Malaria kills 600,000 people every year, mostly African children under the age of five. The only highly effective antimalarials in the world today -- artemisinin-based combination therapies or ACTs -- have been in use globally for 20 years and have helped reduce the burden of malaria by 50% and global annual mortality by 30%. In August 2020, when the world was preoccupied with the pre-vaccine phase of the COVID pandemic, artemisinin-resistant genotypes of Plasmodium falciparum malaria were reported to be circulating in Rwanda. These genotypes now pose the risk of treatment failure for hundreds of millions of patients that rely on ACTs for malaria treatment every year.
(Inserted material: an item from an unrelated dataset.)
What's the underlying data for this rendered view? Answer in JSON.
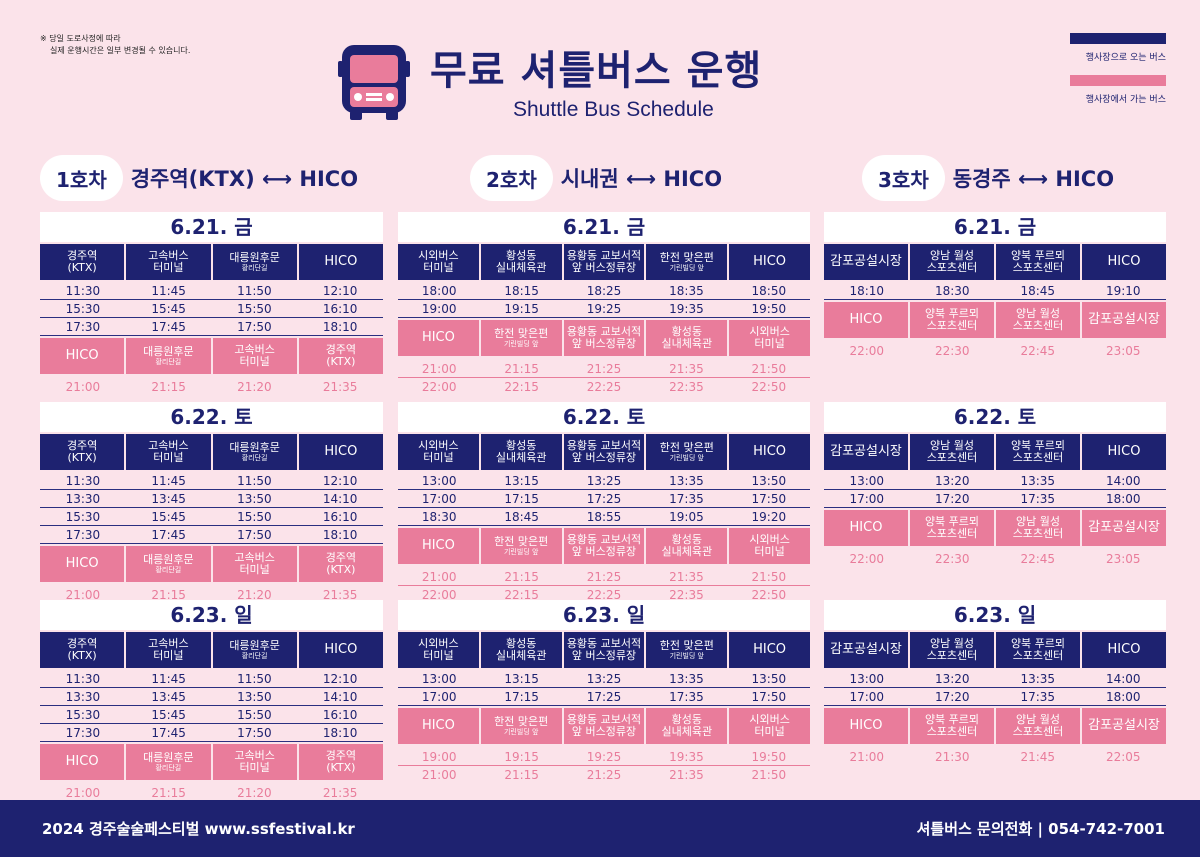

Similar novel artemisinin-resistant genotypes were identified in Uganda in 2021 and Ethiopia in 2023, and cross-border spread has been identified in Kenya and Tanzania. National Malaria Control Programs (NMCPs) in African countries are now planning country-level responses to delay or slow down the spread of artemisinin resistance. In this seminar, epidemiologist Dr. Maciej F Boni will discuss which of these strategies are projected to be most effective.

Boni's academic background is in mathematical epidemiology, mathematical population genetics, individual-based disease transmission models, field epidemiology, phylogenetics, and recombination. His main focus areas are drug-resistance mitigation strategies for malaria and the dynamics and evolution of influenza virus in the tropics.  His main work in malaria focuses on optimal methods of distributing antimalarial drugs to minimize the risks and slow the spread of drug resistance.  Research on respiratory disease transmission in the tropics has included field epidemiology, clinical research, community studies, sequence analysis, and modeling. From 2008 to 2016, Dr. Boni’s research group was based in Ho Chi Minh City, at the Oxford University Clinical Research Unit.  From 2016 to 2023, the Boni Lab was based at the Biology Department and the Center for Infectious Disease Dynamics (CIDD) at Pennsylvania State University.  As of Jan 2024, the Boni Lab is based at Temple University — in the Department of Biology and the Institute for Genomics and Evolutionary Medicine.